NIOS application interacts with this module to read the received data from the internal local memory on the FPGA system.

The features are described in the state diagrams below.



Figure 3: Flow Diagram 1

After the initialization at state 0, the Data Receive module moves to state 1 and waits for new data to arrive at DM9000A\_PHY buffer. When data arrives, it moves to state 2 where it reads the complete data from the buffer of DM9000A\_PHY. Then in state 3, checksum is performed and compared with the checksum in the data to ensure the validity of data received. In case of checksum fail, it drops the packet and goes back to state 1 continue to wait for new data. If checksum is proper, then in state 4 the data is identified whether it is market equity order data. If so fields then data is handled in state 5 which is explained in the below flow diagram. Then it again goes back to state 1 and the process continues.



Figure 4: Flow Diagram 2

The state Step 5 determines the packet received is Market Data/Non Market Data. If the packet received is Market Data it proceeds to Stage I, where the headers of the packet are stripped of. Then in Stage II the four fields (Stock, Quantity, Price, Buy/Sell) are identified from the stripped data packet. In Stage III the four data fields are stored in the internal memory and finally Stage IV sends an interrupt to NIOS II.

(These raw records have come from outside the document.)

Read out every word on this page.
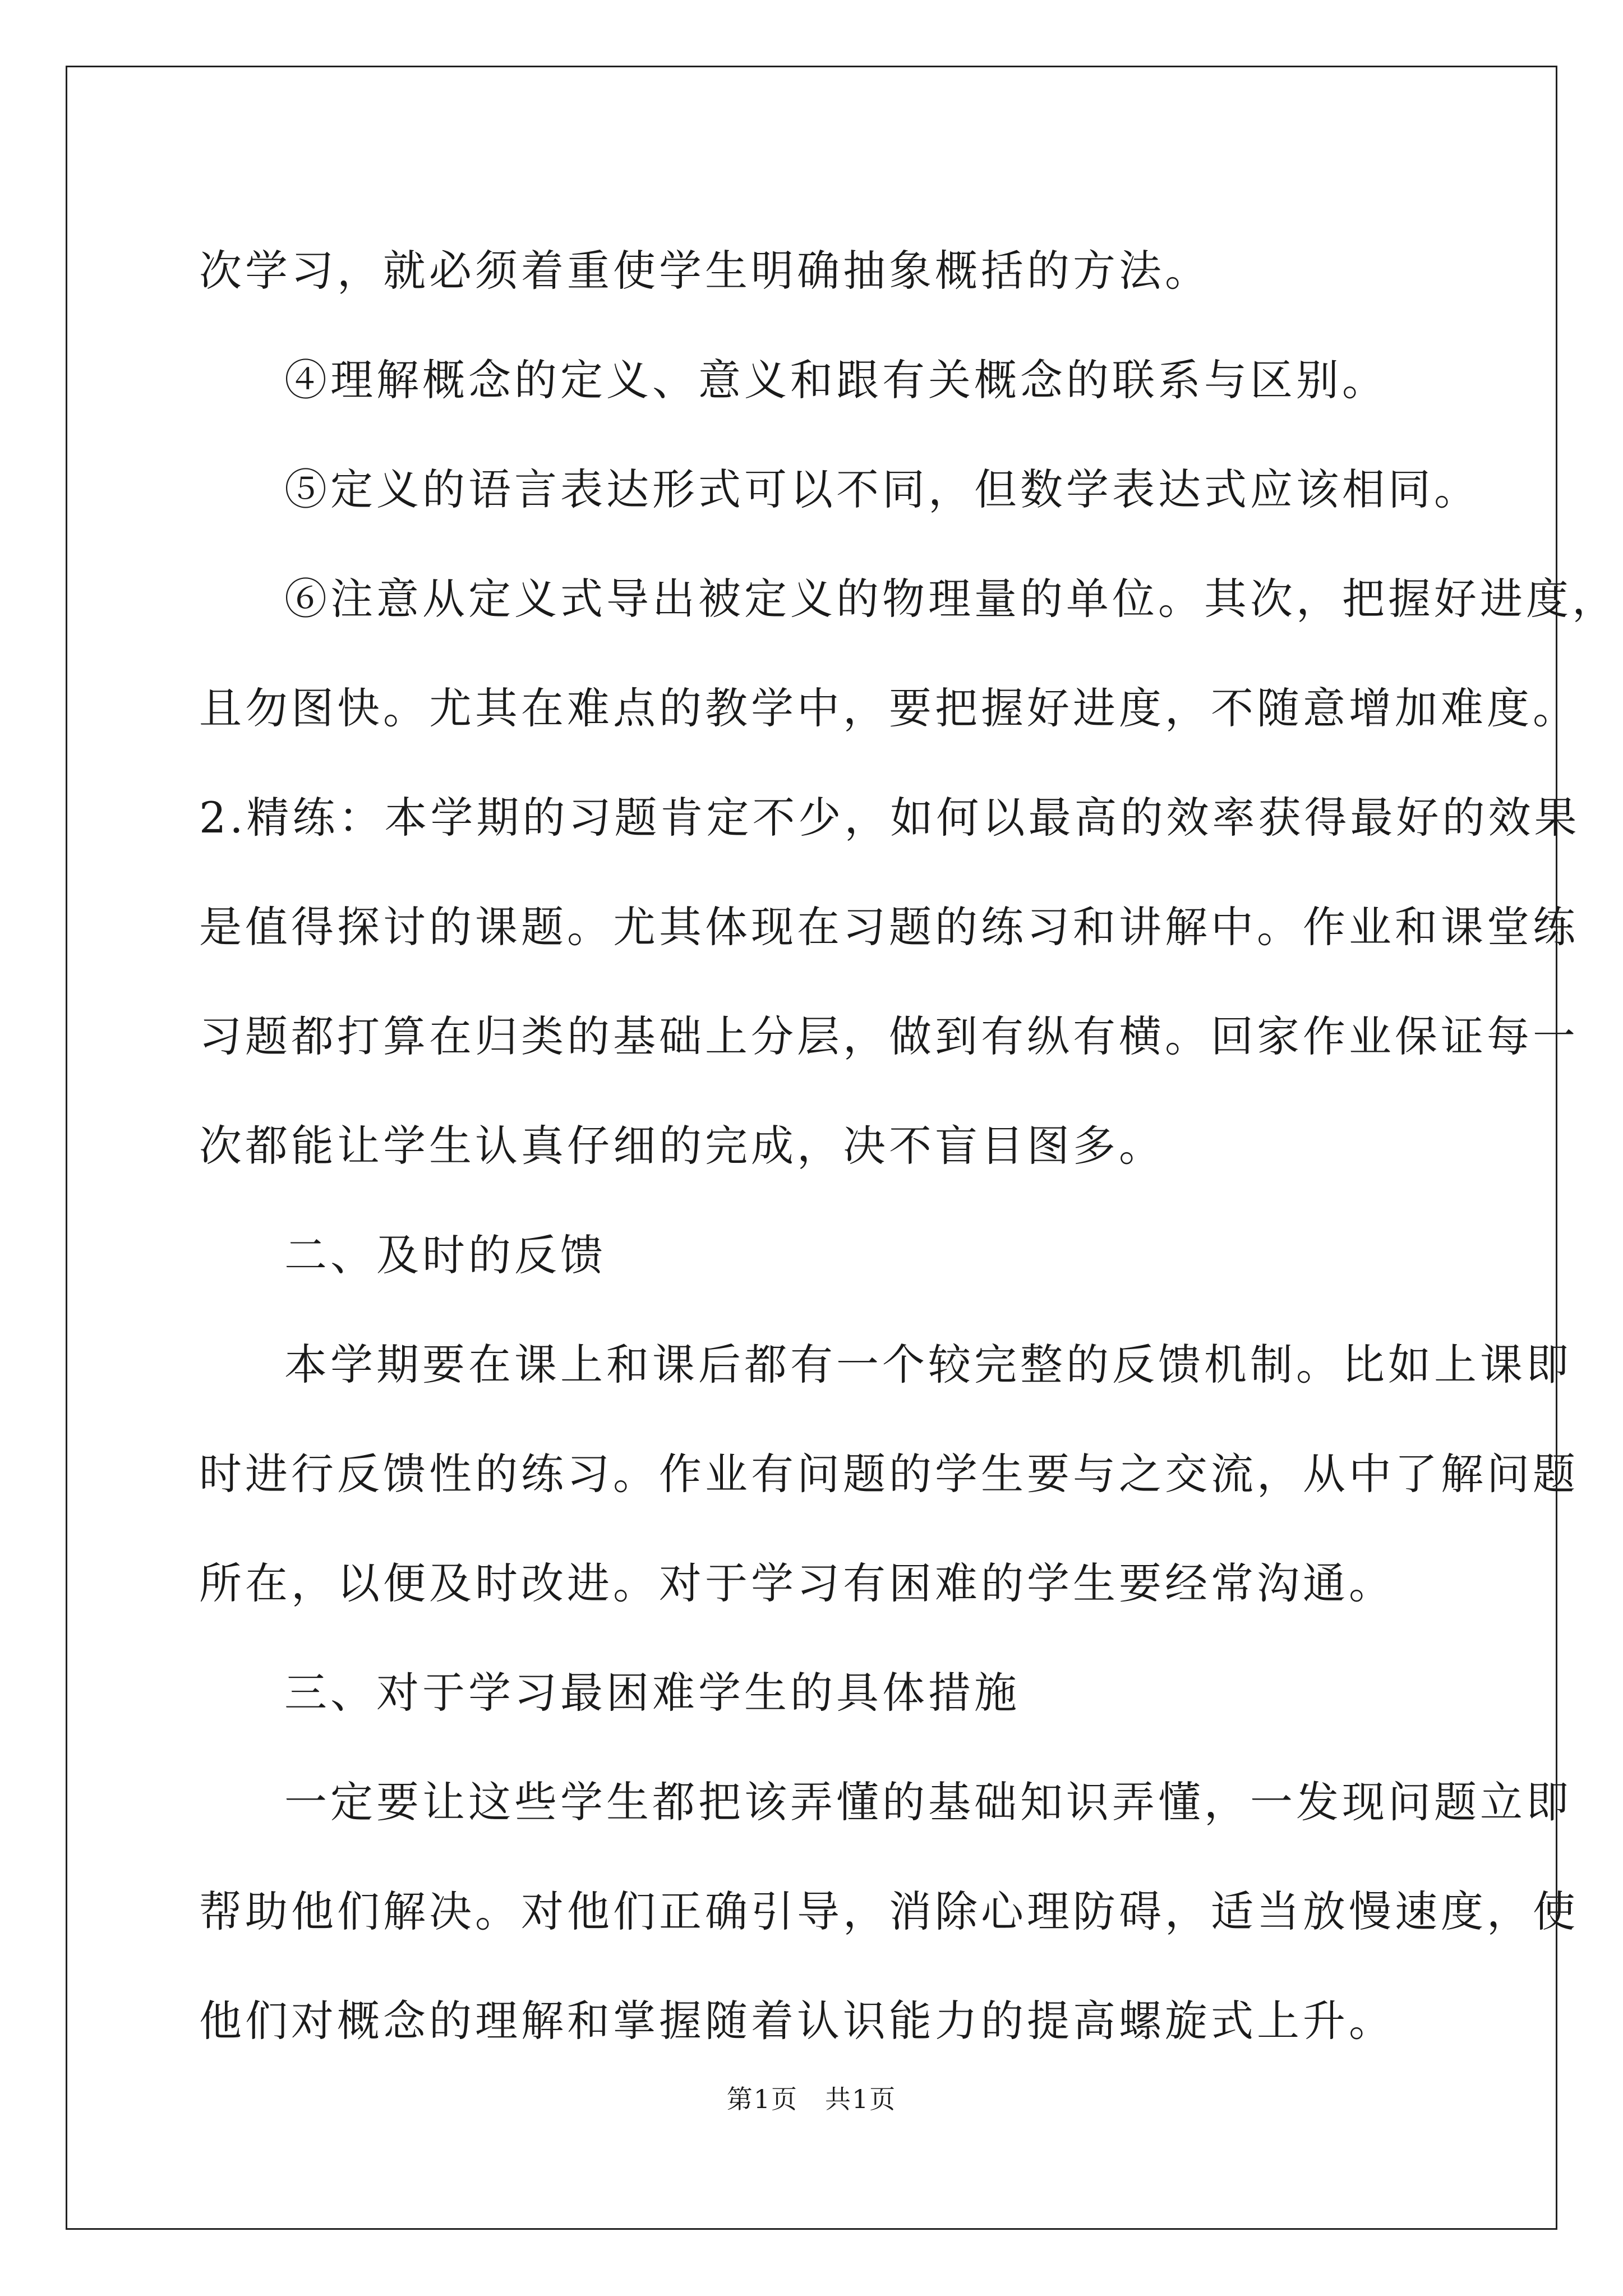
次学习，就必须着重使学生明确抽象概括的方法。

④理解概念的定义、意义和跟有关概念的联系与区别。

⑤定义的语言表达形式可以不同，但数学表达式应该相同。

⑥注意从定义式导出被定义的物理量的单位。其次，把握好进度，

且勿图快。尤其在难点的教学中，要把握好进度，不随意增加难度。

2.精练：本学期的习题肯定不少，如何以最高的效率获得最好的效果

是值得探讨的课题。尤其体现在习题的练习和讲解中。作业和课堂练

习题都打算在归类的基础上分层，做到有纵有横。回家作业保证每一

次都能让学生认真仔细的完成，决不盲目图多。

二、及时的反馈

本学期要在课上和课后都有一个较完整的反馈机制。比如上课即

时进行反馈性的练习。作业有问题的学生要与之交流，从中了解问题

所在，以便及时改进。对于学习有困难的学生要经常沟通。

三、对于学习最困难学生的具体措施

一定要让这些学生都把该弄懂的基础知识弄懂，一发现问题立即

帮助他们解决。对他们正确引导，消除心理防碍，适当放慢速度，使

他们对概念的理解和掌握随着认识能力的提高螺旋式上升。

第1页　共1页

If the packet received is Non Market Data then the data is stored in another internal memory location and interrupt is sent to NIOS II.

Columbia University, Spring 2012 CSEE 4840: Embedded System Project Design

# **Software Description**

The software application will read and process data stored in SRAM. For now we plan just to display the data (stock trading order) read. Software could further process the that is read.

```
Pseudo Code
for(;;)
{
         check_if(SW Read Flag){ perform data operation;}
}
```

|              | Address | Data | SW Read Flag |   |
|--------------|---------|------|--------------|---|
| _            | 0       | XXXX | 0            | ~ |
| Software_reg | 1       | XXXX | 1            |   |
|              | 2       | XXXX | 1            |   |
| Data_Receiv  | 3       |      |              |   |
| er HW _reg   | 4       |      |              |   |
|              | 5       |      |              |   |
|              | 6       |      |              |   |
|              | 7       |      |              |   |
|              | 8       |      |              |   |

Indicates Memory Location has be read and ready to be written again

#### **Milestones**

#### 1) March 27:

- Create a custom hardware block to:
  - o Receive interrupt,
  - o Read the packet in hardware into internal buffer,
  - Fire interrupt and allow Nios II to read in the full packet data from the internal buffer within the accelerated decoder block.

#### 2) April 10:

• Implement accelerated packet decoding of orders packet in hardware, and extract out the necessary fields, and allow NIOS to read those four fields.

### 3) April 24:

• Displaying of orders, software for handling received orders, and generic optimizations (checksum offloading).

Columbia University, Spring 2012 CSEE 4840: Embedded System Project Design

# 4) May 10:

Final presentation and report.

# **Future Scope**

Do some actual (as done in High Frequency Trading industry) processing on the received stock trading data. Develop/merge with High Frequency Trading Data sender and have one system that can send and receive at very high speed and small latency.